All requests need a header made of:

  • the api URL, e.g. https://sfs-qa.siscc.org/
  • a role, in all cases /admin/
  • the target of the request, e.g. /dataflows/, /dataflow/ or /config/
  • the api key, in these example ?api-key=xxx
  • (since May 19, 2021 Release .Stat Suite JS 8.0.0) a tenant, e.g. &tenant=test
  • actions' variables, e.g. depending on the request spaceId and dataflow &id&agencyId&version

Note that, if you are using a defaulttenant collection, then all calls without a tenant will use the value of DEFAULT_TENANT as a tenant, and thus the request header &tenant=test becomes optional.

GET search sfs config.

Example:
GET https://sfs-qa.siscc.org/admin/config?api-key=xxx&tenant=test

GET search sfs config

This request returns the sfs dynamic configuration with full details on configUrl, data source(s), RedisServer, fields and indexed dataflows.

DELETE search sfs config

Example:
DELETE https://sfs-qa.siscc.org/admin/config?api-key=xxx&tenant=test

GET search sfs report

Example:
GET https://sfs-qa.siscc.org/admin/report?api-key=xxx&tenant=test

GET search sfs report

This request returns the sfs in memory loading statuses.

Index all dataflows

Example:
POST https://sfs-qa.siscc.org/admin/dataflows?api-key=xxx&tenant=test

Index all dataflows

This request indexes all dataflows from all configured sdmx endpoints.
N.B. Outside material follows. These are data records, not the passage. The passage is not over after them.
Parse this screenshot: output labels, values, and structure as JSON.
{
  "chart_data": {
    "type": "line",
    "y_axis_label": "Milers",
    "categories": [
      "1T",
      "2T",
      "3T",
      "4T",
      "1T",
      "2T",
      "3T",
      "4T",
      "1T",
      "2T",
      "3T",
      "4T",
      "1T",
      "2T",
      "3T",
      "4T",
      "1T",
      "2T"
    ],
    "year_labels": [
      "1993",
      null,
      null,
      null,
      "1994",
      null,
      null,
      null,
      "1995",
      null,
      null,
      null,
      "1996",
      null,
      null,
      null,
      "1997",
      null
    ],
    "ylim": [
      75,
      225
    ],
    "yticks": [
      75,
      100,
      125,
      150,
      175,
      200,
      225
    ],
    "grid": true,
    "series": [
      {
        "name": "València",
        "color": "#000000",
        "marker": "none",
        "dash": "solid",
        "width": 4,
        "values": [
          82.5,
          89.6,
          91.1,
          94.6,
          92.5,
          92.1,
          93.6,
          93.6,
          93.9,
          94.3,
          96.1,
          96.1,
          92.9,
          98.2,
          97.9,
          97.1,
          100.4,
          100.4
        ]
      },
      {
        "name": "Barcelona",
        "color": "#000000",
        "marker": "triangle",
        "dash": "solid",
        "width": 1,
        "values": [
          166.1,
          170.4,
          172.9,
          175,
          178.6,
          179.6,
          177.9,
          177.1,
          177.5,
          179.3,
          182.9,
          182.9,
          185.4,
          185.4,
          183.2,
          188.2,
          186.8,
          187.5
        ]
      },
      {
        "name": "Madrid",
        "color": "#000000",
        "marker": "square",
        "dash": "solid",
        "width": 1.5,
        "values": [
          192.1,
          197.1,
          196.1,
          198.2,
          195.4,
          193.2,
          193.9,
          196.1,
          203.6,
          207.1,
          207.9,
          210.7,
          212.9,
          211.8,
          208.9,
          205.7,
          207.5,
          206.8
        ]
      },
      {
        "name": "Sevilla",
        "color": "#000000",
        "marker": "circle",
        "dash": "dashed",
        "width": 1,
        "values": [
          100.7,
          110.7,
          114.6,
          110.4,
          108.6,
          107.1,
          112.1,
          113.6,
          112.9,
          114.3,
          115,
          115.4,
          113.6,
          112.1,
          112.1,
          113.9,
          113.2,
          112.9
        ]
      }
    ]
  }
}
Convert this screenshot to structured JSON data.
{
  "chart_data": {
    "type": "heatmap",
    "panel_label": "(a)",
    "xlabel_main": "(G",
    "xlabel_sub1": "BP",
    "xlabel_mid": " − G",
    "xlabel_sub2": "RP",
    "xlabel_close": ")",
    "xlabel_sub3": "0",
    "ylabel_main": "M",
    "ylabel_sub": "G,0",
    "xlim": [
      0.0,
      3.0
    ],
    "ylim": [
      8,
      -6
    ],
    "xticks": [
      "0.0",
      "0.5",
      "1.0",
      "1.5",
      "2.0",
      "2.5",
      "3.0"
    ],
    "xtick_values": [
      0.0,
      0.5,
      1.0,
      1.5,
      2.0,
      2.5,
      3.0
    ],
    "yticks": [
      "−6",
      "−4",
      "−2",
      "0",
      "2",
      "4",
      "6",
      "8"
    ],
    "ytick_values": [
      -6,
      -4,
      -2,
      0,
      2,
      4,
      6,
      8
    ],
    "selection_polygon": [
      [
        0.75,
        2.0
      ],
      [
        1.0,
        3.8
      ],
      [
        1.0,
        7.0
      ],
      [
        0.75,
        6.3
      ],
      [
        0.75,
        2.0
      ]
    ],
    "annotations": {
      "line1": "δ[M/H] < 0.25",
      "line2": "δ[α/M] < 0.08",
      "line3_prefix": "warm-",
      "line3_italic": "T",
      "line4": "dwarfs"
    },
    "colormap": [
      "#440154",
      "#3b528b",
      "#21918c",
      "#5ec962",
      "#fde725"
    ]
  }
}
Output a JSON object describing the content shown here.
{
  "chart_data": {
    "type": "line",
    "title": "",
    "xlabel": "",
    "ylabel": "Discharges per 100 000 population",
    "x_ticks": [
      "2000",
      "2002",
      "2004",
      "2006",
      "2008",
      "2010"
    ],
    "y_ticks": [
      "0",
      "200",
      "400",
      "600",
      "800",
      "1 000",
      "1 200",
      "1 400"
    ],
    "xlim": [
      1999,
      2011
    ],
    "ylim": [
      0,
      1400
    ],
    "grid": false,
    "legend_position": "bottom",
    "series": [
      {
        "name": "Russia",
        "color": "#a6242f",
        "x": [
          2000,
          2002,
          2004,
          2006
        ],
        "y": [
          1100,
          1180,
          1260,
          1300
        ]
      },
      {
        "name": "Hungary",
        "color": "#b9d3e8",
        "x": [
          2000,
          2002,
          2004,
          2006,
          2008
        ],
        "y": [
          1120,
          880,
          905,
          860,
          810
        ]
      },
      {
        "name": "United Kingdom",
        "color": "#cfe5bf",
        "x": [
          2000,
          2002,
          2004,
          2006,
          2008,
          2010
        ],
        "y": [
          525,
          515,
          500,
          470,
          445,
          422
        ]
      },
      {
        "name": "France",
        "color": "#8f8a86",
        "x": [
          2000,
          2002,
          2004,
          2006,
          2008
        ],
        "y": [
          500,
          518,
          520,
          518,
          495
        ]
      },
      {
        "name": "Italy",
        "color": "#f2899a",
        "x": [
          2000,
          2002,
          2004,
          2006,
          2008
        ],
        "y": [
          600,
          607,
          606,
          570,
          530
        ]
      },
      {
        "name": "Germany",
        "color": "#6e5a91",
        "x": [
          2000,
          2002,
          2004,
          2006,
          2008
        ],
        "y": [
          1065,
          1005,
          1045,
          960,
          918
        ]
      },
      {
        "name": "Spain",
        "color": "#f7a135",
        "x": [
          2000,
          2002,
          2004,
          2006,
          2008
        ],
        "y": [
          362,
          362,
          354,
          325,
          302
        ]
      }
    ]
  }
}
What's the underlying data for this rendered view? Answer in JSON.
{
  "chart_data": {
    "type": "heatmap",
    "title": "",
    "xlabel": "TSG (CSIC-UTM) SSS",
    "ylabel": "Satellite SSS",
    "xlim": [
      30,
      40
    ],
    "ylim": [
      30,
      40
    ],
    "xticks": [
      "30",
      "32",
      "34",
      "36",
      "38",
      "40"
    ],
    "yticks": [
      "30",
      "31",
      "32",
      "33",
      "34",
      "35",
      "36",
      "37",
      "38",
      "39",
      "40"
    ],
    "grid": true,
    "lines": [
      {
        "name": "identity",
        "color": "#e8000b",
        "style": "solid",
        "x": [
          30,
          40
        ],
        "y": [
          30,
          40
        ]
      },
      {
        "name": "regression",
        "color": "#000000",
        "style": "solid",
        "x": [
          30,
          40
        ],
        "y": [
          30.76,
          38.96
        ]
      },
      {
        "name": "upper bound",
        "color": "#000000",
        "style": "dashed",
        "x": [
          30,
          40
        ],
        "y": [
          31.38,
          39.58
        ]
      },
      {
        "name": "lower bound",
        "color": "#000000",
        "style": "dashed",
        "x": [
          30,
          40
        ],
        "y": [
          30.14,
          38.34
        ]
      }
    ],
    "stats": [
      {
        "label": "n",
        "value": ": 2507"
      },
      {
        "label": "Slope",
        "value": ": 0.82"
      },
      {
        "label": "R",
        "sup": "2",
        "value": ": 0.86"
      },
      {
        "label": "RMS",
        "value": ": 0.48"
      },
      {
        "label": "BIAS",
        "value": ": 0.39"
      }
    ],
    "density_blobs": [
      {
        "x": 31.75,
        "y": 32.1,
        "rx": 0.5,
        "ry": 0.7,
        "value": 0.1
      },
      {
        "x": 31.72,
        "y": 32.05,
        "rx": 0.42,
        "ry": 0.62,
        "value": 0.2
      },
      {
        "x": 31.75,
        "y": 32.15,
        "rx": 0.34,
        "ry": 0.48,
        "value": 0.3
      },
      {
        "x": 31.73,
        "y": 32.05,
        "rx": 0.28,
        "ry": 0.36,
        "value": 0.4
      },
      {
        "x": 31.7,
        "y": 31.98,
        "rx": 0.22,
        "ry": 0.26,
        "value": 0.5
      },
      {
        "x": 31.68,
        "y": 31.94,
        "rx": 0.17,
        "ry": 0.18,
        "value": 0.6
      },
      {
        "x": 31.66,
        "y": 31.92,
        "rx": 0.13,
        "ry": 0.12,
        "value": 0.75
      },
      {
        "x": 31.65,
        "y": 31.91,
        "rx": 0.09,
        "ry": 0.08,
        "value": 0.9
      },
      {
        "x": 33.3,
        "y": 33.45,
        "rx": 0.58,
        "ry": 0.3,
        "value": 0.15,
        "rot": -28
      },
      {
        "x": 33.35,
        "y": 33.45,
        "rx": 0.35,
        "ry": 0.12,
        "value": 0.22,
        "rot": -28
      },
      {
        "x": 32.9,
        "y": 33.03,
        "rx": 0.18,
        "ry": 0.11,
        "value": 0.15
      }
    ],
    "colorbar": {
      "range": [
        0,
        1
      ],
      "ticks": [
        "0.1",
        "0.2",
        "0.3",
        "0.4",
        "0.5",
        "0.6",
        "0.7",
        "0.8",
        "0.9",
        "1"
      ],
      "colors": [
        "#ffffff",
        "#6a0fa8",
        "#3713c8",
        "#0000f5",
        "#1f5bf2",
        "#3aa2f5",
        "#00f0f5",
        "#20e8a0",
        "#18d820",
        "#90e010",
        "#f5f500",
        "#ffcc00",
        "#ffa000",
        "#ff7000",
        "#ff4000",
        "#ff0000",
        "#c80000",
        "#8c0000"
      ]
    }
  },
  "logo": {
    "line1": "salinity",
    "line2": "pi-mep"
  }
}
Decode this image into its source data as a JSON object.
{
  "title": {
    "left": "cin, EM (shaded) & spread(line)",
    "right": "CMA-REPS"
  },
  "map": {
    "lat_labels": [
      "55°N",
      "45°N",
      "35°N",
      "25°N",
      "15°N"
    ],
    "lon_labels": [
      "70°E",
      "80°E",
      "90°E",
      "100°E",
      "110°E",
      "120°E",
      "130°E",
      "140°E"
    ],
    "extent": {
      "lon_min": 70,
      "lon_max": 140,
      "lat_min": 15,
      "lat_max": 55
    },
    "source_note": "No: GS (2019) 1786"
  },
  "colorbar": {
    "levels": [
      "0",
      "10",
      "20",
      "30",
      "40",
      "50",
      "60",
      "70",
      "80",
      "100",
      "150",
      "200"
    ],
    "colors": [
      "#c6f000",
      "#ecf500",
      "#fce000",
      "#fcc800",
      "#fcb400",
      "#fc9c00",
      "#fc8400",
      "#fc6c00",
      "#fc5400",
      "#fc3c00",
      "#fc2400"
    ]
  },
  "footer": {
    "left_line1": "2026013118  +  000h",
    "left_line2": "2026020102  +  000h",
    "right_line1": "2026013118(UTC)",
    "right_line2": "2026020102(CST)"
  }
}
In details, it:

  • requests all sdmxDataSources
  • adds dataflows to Sorl Core
  • updates the existing dynamic sfs schema depending on added dataflows

Index or update one individual dataflow

Released in July 8, 2021 Release .Stat Suite JS 9.0.0

Example:
POST https://sfs-qa.siscc.org/admin/dataflow?api-key=xxx&tenant=test&spaceId=staging:SIS-CC-reset&id=AIR_EMISSIONS_DF&agencyId=OECD&version=1.0

This request results in indexing one individual dataflow from the index and search.
The request will result in updating one individual dataflow if this dataflow was already indexed by Solr.

Note that, with this “upsert” request, the previous single PATCH https://sfs-qa.siscc.org/admin/dataflow?api-key=xxx&tenant=test&datasourceId=staging:SIS-CC-stable&dataflowId=DF_SDG_ALL_SDG_A871_SEX_AGE_RT&agencyId=ILO&version=1.0 query for updating an individual dataflow already indexed is no longer supported.

GET search sfs config

Delete all dataflows

Example:
DELETE https://sfs-qa.siscc.org/admin/dataflows?api-key=xxx&tenant=test

Delete all dataflows

This request results in deleting all dataflows from the index and search of Solr for all configured sdmxDataSources.

Delete one individual dataflow

Released in February 28, 2020 Release .Stat Suite JS 4.0.0

Example:
DELETE https://sfs-qa.siscc.org/admin/dataflow?api-key=xxx&tenant=test&spaceId=staging:SIS-CC-reset&id=AIR_EMISSIONS_DF&agencyId=OECD&version=1.0

Delete one specific dataflow

This request results in deleting one specific dataflow from the index and search. It is thus no longer avaibale in .Stat DE for search and visualisation.